Let$\ p_n$ be the$\ n$-th prime. Is$\ \lim_{n\to\infty} \log \log n \prod_{i=1}^{\lfloor \log n \rfloor} \frac{p_i-1}{p_i}>0$?

Question

I'm less than a novice in analysis, I don't even know how to approach this. Thanks in advance.

Answer 1

The limit is $e^{-\gamma}$ where $\gamma$ is the Euler–Mascheroni constant.
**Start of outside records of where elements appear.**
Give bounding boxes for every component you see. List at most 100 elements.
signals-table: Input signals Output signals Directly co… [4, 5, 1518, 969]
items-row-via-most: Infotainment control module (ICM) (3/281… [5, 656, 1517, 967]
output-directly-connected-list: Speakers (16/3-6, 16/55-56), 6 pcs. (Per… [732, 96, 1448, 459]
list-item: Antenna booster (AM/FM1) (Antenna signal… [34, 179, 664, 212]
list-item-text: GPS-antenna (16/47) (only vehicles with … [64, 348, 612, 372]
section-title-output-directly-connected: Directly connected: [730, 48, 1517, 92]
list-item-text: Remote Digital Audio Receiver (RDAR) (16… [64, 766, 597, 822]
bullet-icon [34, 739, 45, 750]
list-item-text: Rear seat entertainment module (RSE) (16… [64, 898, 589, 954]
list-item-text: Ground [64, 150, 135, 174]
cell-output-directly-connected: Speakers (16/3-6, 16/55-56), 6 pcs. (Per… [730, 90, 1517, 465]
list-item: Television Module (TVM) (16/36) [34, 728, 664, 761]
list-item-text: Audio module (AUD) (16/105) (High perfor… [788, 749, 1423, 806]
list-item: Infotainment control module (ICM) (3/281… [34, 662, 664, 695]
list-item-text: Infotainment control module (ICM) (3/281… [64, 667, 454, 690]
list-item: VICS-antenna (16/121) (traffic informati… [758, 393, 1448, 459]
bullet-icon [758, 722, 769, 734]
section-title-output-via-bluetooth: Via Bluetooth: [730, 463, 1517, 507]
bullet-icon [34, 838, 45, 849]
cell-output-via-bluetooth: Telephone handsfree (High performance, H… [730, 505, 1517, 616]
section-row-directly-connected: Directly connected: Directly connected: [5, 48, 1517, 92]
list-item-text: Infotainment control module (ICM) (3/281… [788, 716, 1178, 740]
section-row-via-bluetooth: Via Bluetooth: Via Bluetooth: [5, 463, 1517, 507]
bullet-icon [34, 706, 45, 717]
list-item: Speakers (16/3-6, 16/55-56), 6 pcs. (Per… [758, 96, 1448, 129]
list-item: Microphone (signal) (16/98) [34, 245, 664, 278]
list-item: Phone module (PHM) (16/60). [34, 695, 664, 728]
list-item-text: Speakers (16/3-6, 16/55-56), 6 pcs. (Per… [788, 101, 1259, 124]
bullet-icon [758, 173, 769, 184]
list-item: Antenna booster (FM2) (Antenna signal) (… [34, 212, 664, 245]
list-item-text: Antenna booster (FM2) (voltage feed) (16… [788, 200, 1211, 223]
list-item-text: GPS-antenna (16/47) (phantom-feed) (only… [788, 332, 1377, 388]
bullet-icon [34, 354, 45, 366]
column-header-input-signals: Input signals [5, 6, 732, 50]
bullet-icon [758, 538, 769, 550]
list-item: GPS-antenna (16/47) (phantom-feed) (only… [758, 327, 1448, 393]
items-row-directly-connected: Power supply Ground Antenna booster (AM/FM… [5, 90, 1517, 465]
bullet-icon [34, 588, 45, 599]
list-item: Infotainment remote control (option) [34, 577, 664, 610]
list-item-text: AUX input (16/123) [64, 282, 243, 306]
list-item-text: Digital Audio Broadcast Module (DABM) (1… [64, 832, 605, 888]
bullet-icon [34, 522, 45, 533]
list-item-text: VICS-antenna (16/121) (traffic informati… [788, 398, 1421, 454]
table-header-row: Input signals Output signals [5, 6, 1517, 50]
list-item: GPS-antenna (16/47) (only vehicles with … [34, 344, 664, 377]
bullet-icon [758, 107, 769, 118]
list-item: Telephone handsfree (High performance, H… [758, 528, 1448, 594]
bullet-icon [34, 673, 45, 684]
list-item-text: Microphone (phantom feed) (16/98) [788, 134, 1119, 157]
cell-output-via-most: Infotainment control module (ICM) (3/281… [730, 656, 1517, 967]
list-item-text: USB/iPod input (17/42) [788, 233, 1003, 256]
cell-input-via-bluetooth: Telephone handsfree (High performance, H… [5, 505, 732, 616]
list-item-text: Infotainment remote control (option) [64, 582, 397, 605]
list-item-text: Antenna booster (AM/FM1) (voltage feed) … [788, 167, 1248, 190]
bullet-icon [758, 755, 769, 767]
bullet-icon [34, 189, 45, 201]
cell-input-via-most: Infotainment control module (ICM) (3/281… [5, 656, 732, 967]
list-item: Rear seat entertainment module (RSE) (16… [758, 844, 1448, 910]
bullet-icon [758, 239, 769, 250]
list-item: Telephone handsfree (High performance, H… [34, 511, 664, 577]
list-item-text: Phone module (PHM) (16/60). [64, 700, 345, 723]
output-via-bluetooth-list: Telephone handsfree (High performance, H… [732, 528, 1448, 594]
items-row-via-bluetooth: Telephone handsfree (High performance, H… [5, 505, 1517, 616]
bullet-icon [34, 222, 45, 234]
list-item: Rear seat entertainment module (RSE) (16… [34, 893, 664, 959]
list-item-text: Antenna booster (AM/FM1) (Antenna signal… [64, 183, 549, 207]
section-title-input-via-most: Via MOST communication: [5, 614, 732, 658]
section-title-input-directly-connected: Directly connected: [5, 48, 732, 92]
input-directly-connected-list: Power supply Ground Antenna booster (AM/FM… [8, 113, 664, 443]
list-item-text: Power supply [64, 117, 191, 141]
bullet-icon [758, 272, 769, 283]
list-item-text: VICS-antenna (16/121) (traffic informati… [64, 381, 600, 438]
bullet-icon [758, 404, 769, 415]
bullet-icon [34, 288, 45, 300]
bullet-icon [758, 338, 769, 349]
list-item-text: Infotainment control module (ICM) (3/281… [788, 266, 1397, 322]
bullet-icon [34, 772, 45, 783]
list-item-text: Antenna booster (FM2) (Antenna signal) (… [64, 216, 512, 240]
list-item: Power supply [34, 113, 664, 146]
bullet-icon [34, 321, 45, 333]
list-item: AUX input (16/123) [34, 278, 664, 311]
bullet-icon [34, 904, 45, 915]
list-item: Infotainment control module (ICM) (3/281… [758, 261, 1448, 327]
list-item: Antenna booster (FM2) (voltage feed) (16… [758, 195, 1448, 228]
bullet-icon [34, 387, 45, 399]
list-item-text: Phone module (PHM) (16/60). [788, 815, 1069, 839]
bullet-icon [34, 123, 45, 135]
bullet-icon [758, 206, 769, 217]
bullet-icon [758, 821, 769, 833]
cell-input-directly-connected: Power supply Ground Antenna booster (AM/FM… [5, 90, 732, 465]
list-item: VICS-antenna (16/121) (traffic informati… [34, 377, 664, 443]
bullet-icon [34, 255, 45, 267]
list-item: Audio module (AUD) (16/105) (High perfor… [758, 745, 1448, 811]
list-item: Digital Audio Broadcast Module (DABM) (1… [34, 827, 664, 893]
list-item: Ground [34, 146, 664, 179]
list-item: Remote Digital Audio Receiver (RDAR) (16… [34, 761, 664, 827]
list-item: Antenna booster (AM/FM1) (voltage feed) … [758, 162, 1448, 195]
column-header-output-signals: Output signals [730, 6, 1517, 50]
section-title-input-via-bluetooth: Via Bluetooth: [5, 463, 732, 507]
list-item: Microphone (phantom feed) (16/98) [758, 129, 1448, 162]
This is a direct consequence of

Mertens' $3^{rd}$ theorem $$\lim_{x\to\infty} \log x \prod_{\substack{p\,\le\,x\\p \text{ prime}} }\left(1-\frac{1}{p}\right) = e^{-\gamma}$$

By Prime number theorem, we know $p_n \sim n\log n$, so $$\lim_{n\to\infty}\frac{\log n}{\log p_n} = 1$$

If we substitute $x$ by $p_n$ in Mertens' theorem and multiply its LHS by $\displaystyle\;\frac{\log n}{\log p_n}$, we get

$$ \lim_{n\to\infty} \log n \prod_{i=1}^n \left(1 - \frac{1}{p_i}\right) = \lim_{n\to\infty} \frac{\log n}{\log p_n} \left[ \log p_n \prod_{i=1}^n \left(1 - \frac{1}{p_i}\right)\right]\\ = \lim_{n\to\infty} \log p_n \prod_{\substack{p\,\le\,p_n\\p\text{ prime}}}\left(1 - \frac{1}{p}\right) = e^{-\gamma}$$

For a proof of Mertens' theorem, see

• G.H Hardy's and E.M. Wright,
  Chapter XXII - The Series of Primes (3),
  An Introduction to the Theory of Numbers

It is theorem $429$ there.

Answer 2

No, because as $n \to \infty$, we have that $x_n=\prod_{i=1}^{\log n} \frac{p_i-1}{p_i}=\prod_{i=1}^{k} \frac{p_i-1}{p_i}$ diverges*, where $k=\log n \to \infty$. Hence, we have:

$$\displaystyle \lim_{n \to \infty}\log \log nx_n=\log \log \infty=\infty$$

*(by your other question Let$\ p_n$ be the$\ n$-th prime. Can you give me a proof for$\ \prod_{i=1}^\infty \frac{p_i-1}{p_i}=P\approx \frac{1}{11.0453}$?)

Answer 3

First note that, for every $u$ in $(0,\frac12]$, $$-u^2\leqslant\log(1-u)+u\leqslant0,$$ and the series $$\sum\limits_p\frac1{p^2}\leqslant\sum\limits_n\frac1{n^2}$$ converges hence, when $x\to\infty$, $$\sum\limits_{p\lt x}\log\left(1-\frac1p\right)=c+o(1)-\sum\limits_{p\lt x}\frac1p,$$ for some constant $c$ On the other hand, the difference $$\sum\limits_{p\lt x}\frac1p-\log\log x,$$ converges to the so-called Meissel-Mertens constant $M$, hence, considering the exponentials, $$ \prod\limits_{p\lt x}\left(1-\frac1p\right)=\mathrm e^{c+o(1)}\,\mathrm e^{-M}\,\frac1{\log x},$$ in particular, $$\lim_{x\to\infty}\log x\cdot\prod\limits_{p\lt x}\left(1-\frac1p\right)=\mathrm e^{c-M}\gt0.$$ The same result holds for the limit along the sequence $x=\lfloor\log n\rfloor$.